Below, you can find decision boundaries derived using logistic regression, k-NN, SVM and MLP. Take a moment to look at the plots and draw conclusions on their classification capacity and overall quality of decision boundary.

In [None]:
#@title Classification methods visualization with Accuracy

# --- Generate two spiral dataset ---
def generate_spiral(n_points, noise=0.2):
    theta = np.sqrt(np.random.rand(n_points)) * 4 * np.pi  # Angle
    r = theta
    x1 = r * np.cos(theta) + np.random.randn(n_points) * noise
    y1 = r * np.sin(theta) + np.random.randn(n_points) * noise

    x2 = -r * np.cos(theta) + np.random.randn(n_points) * noise
    y2 = -r * np.sin(theta) + np.random.randn(n_points) * noise

    X = np.vstack((np.column_stack((x1, y1)), np.column_stack((x2, y2))))
    y = np.array([0]*n_points + [1]*n_points)
    return X, y

# --- Generate dataset ---
np.random.seed(42)
X, y = generate_spiral(300, noise=0.25)

# --- Create mesh grid for plotting ---
h = 0.1
x_min, x_max = X[:, 0].min() - 1, X[:, 0].max() + 1
y_min, y_max = X[:, 1].min() - 1, X[:, 1].max() + 1
xx, yy = np.meshgrid(np.arange(x_min, x_max, h),
                     np.arange(y_min, y_max, h))
grid = np.c_[xx.ravel(), yy.ravel()]

# --- Logistic Regression with Polynomial Features ---
logreg = make_pipeline(PolynomialFeatures(degree=5), LogisticRegression(max_iter=15000))
logreg.fit(X, y)
Z_logreg = logreg.predict(grid).reshape(xx.shape)
acc_logreg = accuracy_score(y, logreg.predict(X))

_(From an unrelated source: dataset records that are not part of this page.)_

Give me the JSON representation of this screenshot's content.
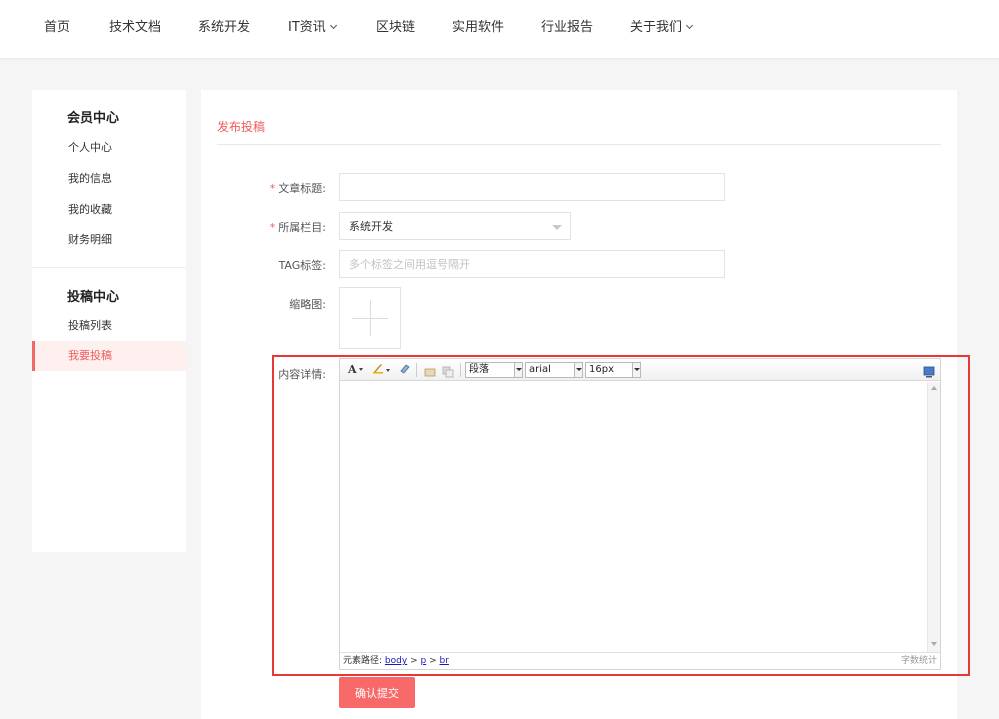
{
  "nav": {
    "items": [
      {
        "label": "首页",
        "has_dropdown": false
      },
      {
        "label": "技术文档",
        "has_dropdown": false
      },
      {
        "label": "系统开发",
        "has_dropdown": false
      },
      {
        "label": "IT资讯",
        "has_dropdown": true
      },
      {
        "label": "区块链",
        "has_dropdown": false
      },
      {
        "label": "实用软件",
        "has_dropdown": false
      },
      {
        "label": "行业报告",
        "has_dropdown": false
      },
      {
        "label": "关于我们",
        "has_dropdown": true
      }
    ]
  },
  "sidebar": {
    "member_heading": "会员中心",
    "member_items": [
      "个人中心",
      "我的信息",
      "我的收藏",
      "财务明细"
    ],
    "submit_heading": "投稿中心",
    "submit_items": [
      "投稿列表",
      "我要投稿"
    ],
    "active_item": "我要投稿"
  },
  "form": {
    "panel_title": "发布投稿",
    "required_mark": "*",
    "title_label": "文章标题:",
    "title_value": "",
    "category_label": "所属栏目:",
    "category_value": "系统开发",
    "tag_label": "TAG标签:",
    "tag_placeholder": "多个标签之间用逗号隔开",
    "thumb_label": "缩略图:",
    "content_label": "内容详情:",
    "submit_label": "确认提交"
  },
  "editor": {
    "paragraph_select": "段落",
    "font_select": "arial",
    "size_select": "16px",
    "path_label": "元素路径:",
    "path": [
      "body",
      "p",
      "br"
    ],
    "path_sep": ">",
    "wordcount_label": "字数统计",
    "content": ""
  },
  "colors": {
    "accent": "#f05c5c",
    "highlight": "#e53935",
    "button": "#f86a6a"
  }
}
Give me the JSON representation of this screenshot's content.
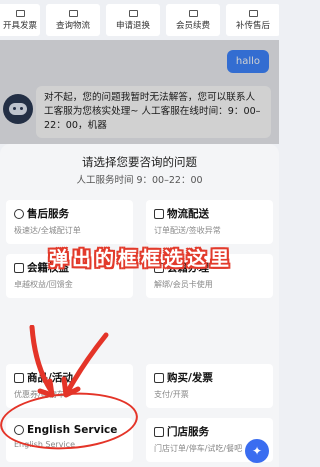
{
  "quick_bar": [
    {
      "label": "开具发票",
      "icon": "invoice-icon"
    },
    {
      "label": "查询物流",
      "icon": "logistics-icon"
    },
    {
      "label": "申请退换",
      "icon": "return-icon"
    },
    {
      "label": "会员续费",
      "icon": "member-icon"
    },
    {
      "label": "补传售后",
      "icon": "aftersale-icon"
    }
  ],
  "chat": {
    "user_message": "hallo",
    "bot_message": "对不起，您的问题我暂时无法解答，您可以联系人工客服为您核实处理~ 人工客服在线时间：9：00–22：00，机器"
  },
  "sheet": {
    "title": "请选择您要咨询的问题",
    "subtitle": "人工服务时间 9：00–22：00",
    "options": [
      {
        "title": "售后服务",
        "desc": "极速达/全城配订单",
        "icon": "aftersale-icon"
      },
      {
        "title": "物流配送",
        "desc": "订单配送/签收异常",
        "icon": "delivery-icon"
      },
      {
        "title": "会籍权益",
        "desc": "卓越权益/回馈金",
        "icon": "membership-icon"
      },
      {
        "title": "会籍办理",
        "desc": "解绑/会员卡使用",
        "icon": "membership-card-icon"
      },
      {
        "title": "商品/活动",
        "desc": "优惠券/购物车",
        "icon": "promotion-icon"
      },
      {
        "title": "购买/发票",
        "desc": "支付/开票",
        "icon": "invoice-icon"
      },
      {
        "title": "English Service",
        "desc": "English Service",
        "icon": "english-icon"
      },
      {
        "title": "门店服务",
        "desc": "门店订单/停车/试吃/餐吧",
        "icon": "store-icon"
      }
    ]
  },
  "annotation": {
    "banner_chars": [
      "弹",
      "出",
      "的",
      "框",
      "框",
      "选",
      "这",
      "里"
    ],
    "color": "#e23a2b"
  },
  "colors": {
    "accent": "#3f86ff",
    "annotation_red": "#e43428"
  }
}
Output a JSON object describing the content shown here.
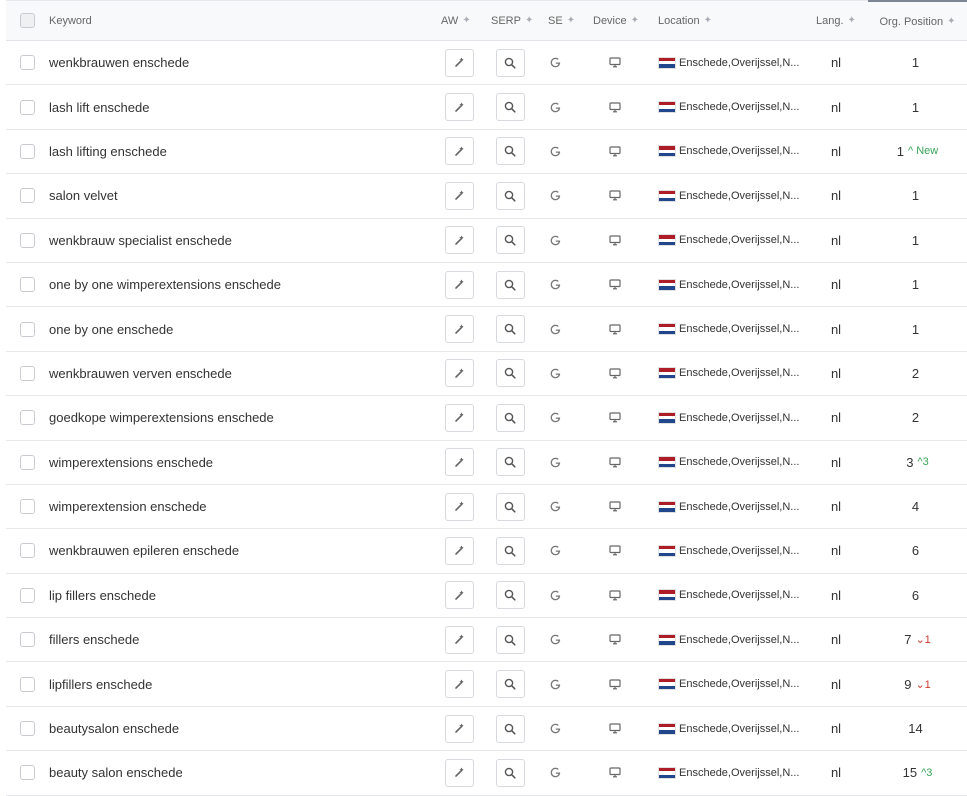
{
  "columns": {
    "keyword": "Keyword",
    "aw": "AW",
    "serp": "SERP",
    "se": "SE",
    "device": "Device",
    "location": "Location",
    "lang": "Lang.",
    "org_position": "Org. Position"
  },
  "icons": {
    "aw": "wand-icon",
    "serp": "search-icon",
    "se": "google-icon",
    "device": "desktop-icon",
    "location_flag": "netherlands-flag-icon"
  },
  "colors": {
    "up": "#3aa55a",
    "down": "#d0382f",
    "flag_red": "#ae1c28",
    "flag_white": "#ffffff",
    "flag_blue": "#21468b"
  },
  "rows": [
    {
      "keyword": "wenkbrauwen enschede",
      "location": "Enschede,Overijssel,N...",
      "lang": "nl",
      "position": "1",
      "change": "",
      "change_dir": ""
    },
    {
      "keyword": "lash lift enschede",
      "location": "Enschede,Overijssel,N...",
      "lang": "nl",
      "position": "1",
      "change": "",
      "change_dir": ""
    },
    {
      "keyword": "lash lifting enschede",
      "location": "Enschede,Overijssel,N...",
      "lang": "nl",
      "position": "1",
      "change": "^ New",
      "change_dir": "up"
    },
    {
      "keyword": "salon velvet",
      "location": "Enschede,Overijssel,N...",
      "lang": "nl",
      "position": "1",
      "change": "",
      "change_dir": ""
    },
    {
      "keyword": "wenkbrauw specialist enschede",
      "location": "Enschede,Overijssel,N...",
      "lang": "nl",
      "position": "1",
      "change": "",
      "change_dir": ""
    },
    {
      "keyword": "one by one wimperextensions enschede",
      "location": "Enschede,Overijssel,N...",
      "lang": "nl",
      "position": "1",
      "change": "",
      "change_dir": ""
    },
    {
      "keyword": "one by one enschede",
      "location": "Enschede,Overijssel,N...",
      "lang": "nl",
      "position": "1",
      "change": "",
      "change_dir": ""
    },
    {
      "keyword": "wenkbrauwen verven enschede",
      "location": "Enschede,Overijssel,N...",
      "lang": "nl",
      "position": "2",
      "change": "",
      "change_dir": ""
    },
    {
      "keyword": "goedkope wimperextensions enschede",
      "location": "Enschede,Overijssel,N...",
      "lang": "nl",
      "position": "2",
      "change": "",
      "change_dir": ""
    },
    {
      "keyword": "wimperextensions enschede",
      "location": "Enschede,Overijssel,N...",
      "lang": "nl",
      "position": "3",
      "change": "^3",
      "change_dir": "up"
    },
    {
      "keyword": "wimperextension enschede",
      "location": "Enschede,Overijssel,N...",
      "lang": "nl",
      "position": "4",
      "change": "",
      "change_dir": ""
    },
    {
      "keyword": "wenkbrauwen epileren enschede",
      "location": "Enschede,Overijssel,N...",
      "lang": "nl",
      "position": "6",
      "change": "",
      "change_dir": ""
    },
    {
      "keyword": "lip fillers enschede",
      "location": "Enschede,Overijssel,N...",
      "lang": "nl",
      "position": "6",
      "change": "",
      "change_dir": ""
    },
    {
      "keyword": "fillers enschede",
      "location": "Enschede,Overijssel,N...",
      "lang": "nl",
      "position": "7",
      "change": "⌄1",
      "change_dir": "down"
    },
    {
      "keyword": "lipfillers enschede",
      "location": "Enschede,Overijssel,N...",
      "lang": "nl",
      "position": "9",
      "change": "⌄1",
      "change_dir": "down"
    },
    {
      "keyword": "beautysalon enschede",
      "location": "Enschede,Overijssel,N...",
      "lang": "nl",
      "position": "14",
      "change": "",
      "change_dir": ""
    },
    {
      "keyword": "beauty salon enschede",
      "location": "Enschede,Overijssel,N...",
      "lang": "nl",
      "position": "15",
      "change": "^3",
      "change_dir": "up"
    }
  ]
}
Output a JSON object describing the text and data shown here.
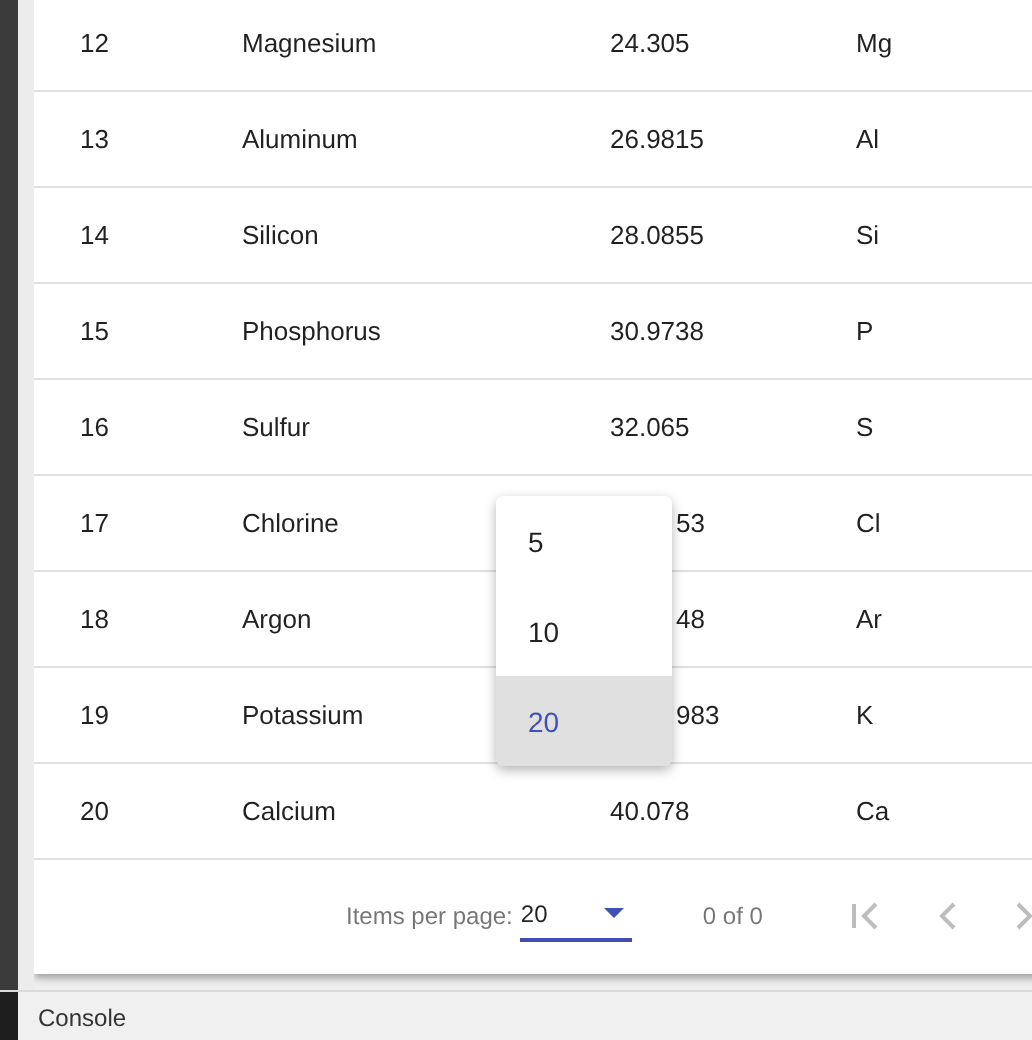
{
  "table": {
    "rows": [
      {
        "number": "12",
        "name": "Magnesium",
        "weight": "24.305",
        "symbol": "Mg",
        "covered": false
      },
      {
        "number": "13",
        "name": "Aluminum",
        "weight": "26.9815",
        "symbol": "Al",
        "covered": false
      },
      {
        "number": "14",
        "name": "Silicon",
        "weight": "28.0855",
        "symbol": "Si",
        "covered": false
      },
      {
        "number": "15",
        "name": "Phosphorus",
        "weight": "30.9738",
        "symbol": "P",
        "covered": false
      },
      {
        "number": "16",
        "name": "Sulfur",
        "weight": "32.065",
        "symbol": "S",
        "covered": false
      },
      {
        "number": "17",
        "name": "Chlorine",
        "weight": "53",
        "symbol": "Cl",
        "covered": true
      },
      {
        "number": "18",
        "name": "Argon",
        "weight": "48",
        "symbol": "Ar",
        "covered": true
      },
      {
        "number": "19",
        "name": "Potassium",
        "weight": "983",
        "symbol": "K",
        "covered": true
      },
      {
        "number": "20",
        "name": "Calcium",
        "weight": "40.078",
        "symbol": "Ca",
        "covered": false
      }
    ]
  },
  "paginator": {
    "label": "Items per page:",
    "page_size": "20",
    "range": "0 of 0"
  },
  "page_size_menu": {
    "options": [
      {
        "label": "5",
        "selected": false
      },
      {
        "label": "10",
        "selected": false
      },
      {
        "label": "20",
        "selected": true
      }
    ]
  },
  "console_bar": {
    "label": "Console"
  }
}
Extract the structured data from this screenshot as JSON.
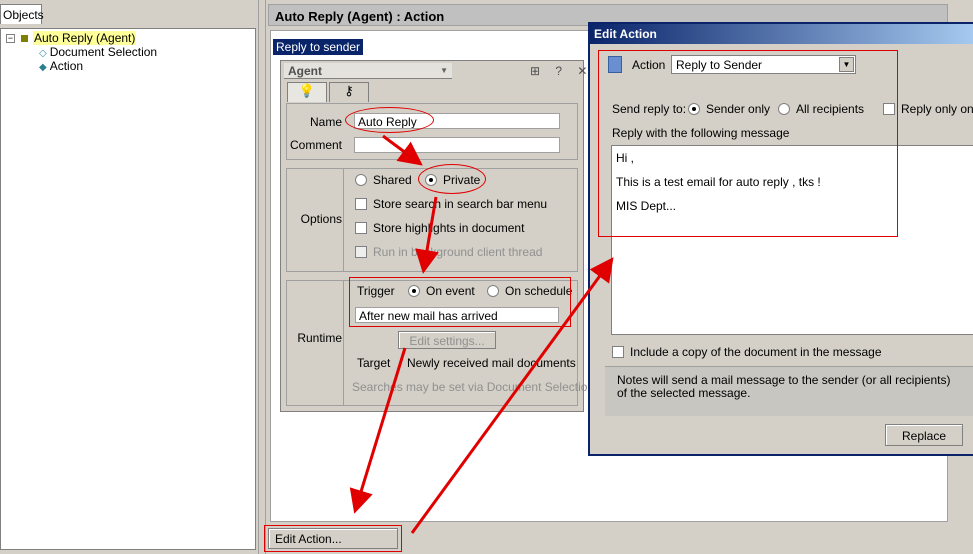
{
  "left_tab": "Objects",
  "tree": {
    "root": "Auto Reply (Agent)",
    "children": [
      "Document Selection",
      "Action"
    ]
  },
  "right_header": "Auto Reply (Agent) : Action",
  "selected_text": "Reply to sender",
  "agent_panel": {
    "title": "Agent",
    "controls": "⊞ ? ✕",
    "name_label": "Name",
    "name_value": "Auto Reply",
    "comment_label": "Comment",
    "comment_value": "",
    "options_label": "Options",
    "shared": "Shared",
    "private": "Private",
    "store_search": "Store search in search bar menu",
    "store_highlights": "Store highlights in document",
    "run_background": "Run in background client thread",
    "runtime_label": "Runtime",
    "trigger_label": "Trigger",
    "on_event": "On event",
    "on_schedule": "On schedule",
    "trigger_event": "After new mail has arrived",
    "edit_settings": "Edit settings...",
    "target_label": "Target",
    "target_value": "Newly received mail documents",
    "searches_note": "Searches may be set via Document Selection"
  },
  "edit_action_button": "Edit Action...",
  "dialog": {
    "title": "Edit Action",
    "action_label": "Action",
    "action_value": "Reply to Sender",
    "send_reply_label": "Send reply to:",
    "sender_only": "Sender only",
    "all_recipients": "All recipients",
    "reply_once": "Reply only once",
    "message_label": "Reply with the following message",
    "message_lines": [
      "Hi ,",
      "This is a test email for auto reply , tks !",
      "MIS Dept..."
    ],
    "include_copy": "Include a copy of the document in the message",
    "info_text": "Notes will send a mail message to the sender (or all recipients) of the selected message.",
    "replace_button": "Replace"
  },
  "colors": {
    "annotation": "#e00000",
    "selection": "#0a246a",
    "title_bar": "#0a246a"
  }
}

# --- k-Nearest Neighbors ---
knn = KNeighborsClassifier(n_neighbors=5)
knn.fit(X, y)
Z_knn = knn.predict(grid).reshape(xx.shape)
acc_knn = accuracy_score(y, knn.predict(X))

# --- Multi-Layer Perceptron ---
mlp = MLPClassifier(hidden_layer_sizes=(100, 100), activation='relu', max_iter=8000, random_state=42)
mlp.fit(X, y)
Z_mlp = mlp.predict(grid).reshape(xx.shape)
acc_mlp = accuracy_score(y, mlp.predict(X))

# --- SVM with RBF kernel ---
svm = SVC(kernel='rbf', gamma='scale', C=100000.0)
svm.fit(X, y)
Z_svm = svm.predict(grid).reshape(xx.shape)
acc_svm = accuracy_score(y, svm.predict(X))

# --- Plot all models ---
fig, axs = plt.subplots(2, 2, figsize=(12, 10))

# Logistic Regression
axs[0, 0].contourf(xx, yy, Z_logreg, alpha=0.3, cmap=plt.cm.coolwarm)
axs[0, 0].scatter(X[:, 0], X[:, 1], c=y, cmap=plt.cm.coolwarm, edgecolor='k', s=30)
axs[0, 0].set_title(f"Logistic Regression\nAcc: {acc_logreg:.2f}")
axs[0, 0].set_xlabel("x")
axs[0, 0].set_ylabel("y")
axs[0, 0].grid(True)
axs[0, 0].set_aspect('equal')

# k-NN
axs[0, 1].contourf(xx, yy, Z_knn, alpha=0.3, cmap=plt.cm.coolwarm)
axs[0, 1].scatter(X[:, 0], X[:, 1], c=y, cmap=plt.cm.coolwarm, edgecolor='k', s=30)
axs[0, 1].set_title(f"k-NN (k=5)\nAcc: {acc_knn:.2f}")
axs[0, 1].set_xlabel("x")
axs[0, 1].set_ylabel("y")
axs[0, 1].grid(True)
axs[0, 1].set_aspect('equal')

# SVM
axs[1, 0].contourf(xx, yy, Z_svm, alpha=0.3, cmap=plt.cm.coolwarm)
axs[1, 0].scatter(X[:, 0], X[:, 1], c=y, cmap=plt.cm.coolwarm, edgecolor='k', s=30)
axs[1, 0].set_title(f"SVM (RBF kernel)\nAcc: {acc_svm:.2f}")
axs[1, 0].set_xlabel("x")
axs[1, 0].set_ylabel("y")
axs[1, 0].grid(True)
axs[1, 0].set_aspect('equal')

# MLP
axs[1, 1].contourf(xx, yy, Z_mlp, alpha=0.3, cmap=plt.cm.coolwarm)
axs[1, 1].scatter(X[:, 0], X[:, 1], c=y, cmap=plt.cm.coolwarm, edgecolor='k', s=30)
axs[1, 1].set_title(f"MLP (100,100) relu\nAcc: {acc_mlp:.2f}")
axs[1, 1].set_xlabel("x")
axs[1, 1].set_ylabel("y")
axs[1, 1].grid(True)
axs[1, 1].set_aspect('equal')

plt.suptitle("Classification Comparison on Two-Spiral Dataset", fontsize=16)
plt.tight_layout(rect=[0, 0, 1, 0.96])
plt.show()


At first glance, we can see that logistic regression has the lowest accuracy score, which is reflected in a boundary that poorly fits the training data. This is due to the simplicity of this technique. It struggles when dealing with more complicated distributions. On the other hand, k-NN, SVM and MLP both achieve 100% accuracy. However, the two differ in the way that new points get classified. Now, if we wanted to sample a new point and check which class it belongs to, k-NN would need to check that point against every point in the data set in order to find the k nearest neighbors. On the other hand, SVM relies on a model derived from the data allowing for low computational overhead when classifying new data. Similarly,  MLP uses its network of weights to define the decision boundary. This approach makes it a lot easier and faster to classify data after the network is trained.